AI reconstructs realistic 3D face from phone camera video

Author: EIS Release Date: Apr 15, 2020


An accurate 3D face model that “doesn’t look creepy” can be reconstructed from smartphone video if AI is allowed to post-process the point cloud, according to Carnegie Mellon University. No laser scanned is required.

“Building a 3D reconstruction of the face has been an open problem in computer vision and graphics because people are very sensitive to the look of facial features,” said Simon Lucey of the CMU Robotics Institute. “Even slight anomalies in the reconstructions can make the end result look unrealistic.”

The first step in the process is standard, beginning with videoing for 15-20, in this case using the slow-motion setting of an iPhone X.

“The high frame rate of slow motion is one of the key things for our method because it generates a dense point cloud,” sad Lucey.

Visual simultaneous localisation and mapping (SLAM) is then used to triangulates points on the face surface while also calculating the path that the camera swept.
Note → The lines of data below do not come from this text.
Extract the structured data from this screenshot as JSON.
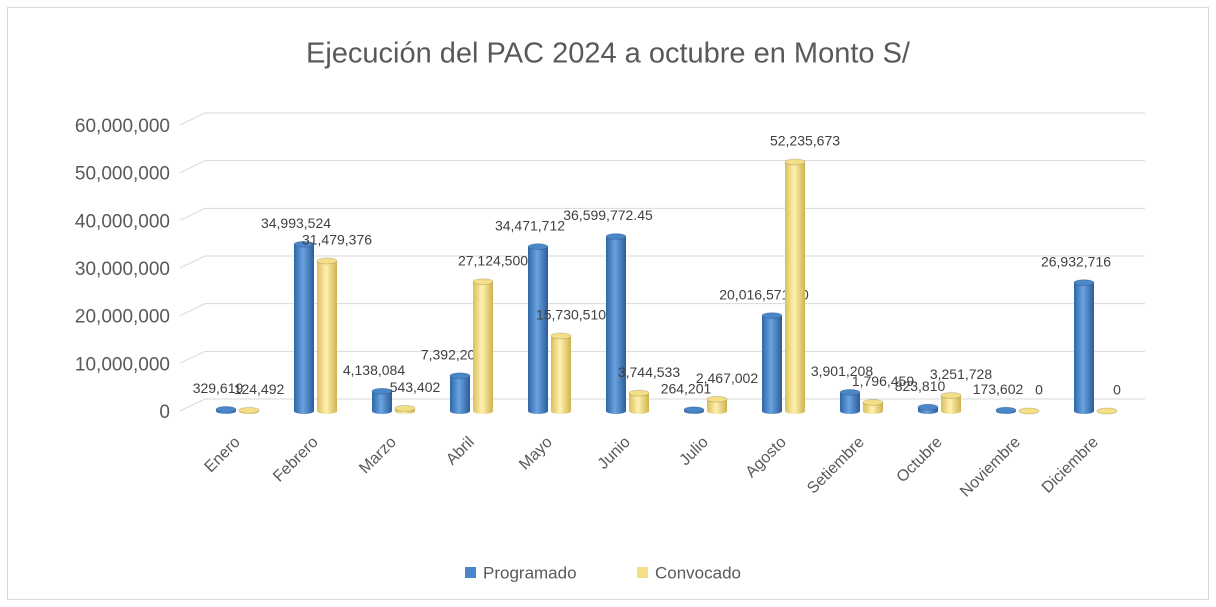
{
  "chart_data": {
    "type": "bar",
    "title": "Ejecución del PAC 2024 a octubre en Monto S/",
    "categories": [
      "Enero",
      "Febrero",
      "Marzo",
      "Abril",
      "Mayo",
      "Junio",
      "Julio",
      "Agosto",
      "Setiembre",
      "Octubre",
      "Noviembre",
      "Diciembre"
    ],
    "series": [
      {
        "name": "Programado",
        "color": "#4a86c8",
        "values": [
          329619,
          34993524,
          4138084,
          7392208,
          34471712,
          36599772.45,
          264201,
          20016571.5,
          3901208,
          823810,
          173602,
          26932716
        ],
        "value_labels": [
          "329,619",
          "34,993,524",
          "4,138,084",
          "7,392,208",
          "34,471,712",
          "36,599,772.45",
          "264,201",
          "20,016,571.50",
          "3,901,208",
          "823,810",
          "173,602",
          "26,932,716"
        ]
      },
      {
        "name": "Convocado",
        "color": "#f5df86",
        "values": [
          124492,
          31479376,
          543402,
          27124500,
          15730510,
          3744533,
          2467002,
          52235673,
          1796459,
          3251728,
          0,
          0
        ],
        "value_labels": [
          "124,492",
          "31,479,376",
          "543,402",
          "27,124,500",
          "15,730,510",
          "3,744,533",
          "2,467,002",
          "52,235,673",
          "1,796,459",
          "3,251,728",
          "0",
          "0"
        ]
      }
    ],
    "ylim": [
      0,
      60000000
    ],
    "yticks": [
      0,
      {
        "value": 10000000,
        "label": "10,000,000"
      },
      {
        "value": 20000000,
        "label": "20,000,000"
      },
      {
        "value": 30000000,
        "label": "30,000,000"
      },
      {
        "value": 40000000,
        "label": "40,000,000"
      },
      {
        "value": 50000000,
        "label": "50,000,000"
      },
      {
        "value": 60000000,
        "label": "60,000,000"
      }
    ],
    "grid": true,
    "legend": "bottom"
  }
}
At this point, the basic geometry of the face has been established (right), but there will be gaps. If these gaps are filled poorly the results will be disconcerting.

In their second step, the researchers fill in those gaps using deep learning algorithms and ‘non-rigid mesh refinement’.

“Deep learning has a tendency to memorise solutions,” said Lucey, which works against efforts to include distinguishing details of the face. “If you use these algorithms just to find the landmarks, you can use classical methods to fill in the gaps much more easily.”

On a phone, the necessary processing takes 30-40 minutes. “The team’s experiments show that their method can achieve sub-millimetre accuracy, outperforming other camera-based processes,” according to the university.

The work was presented at the IEEE Winter Conference on Applications of Computer Vision (WACV) in Colorado.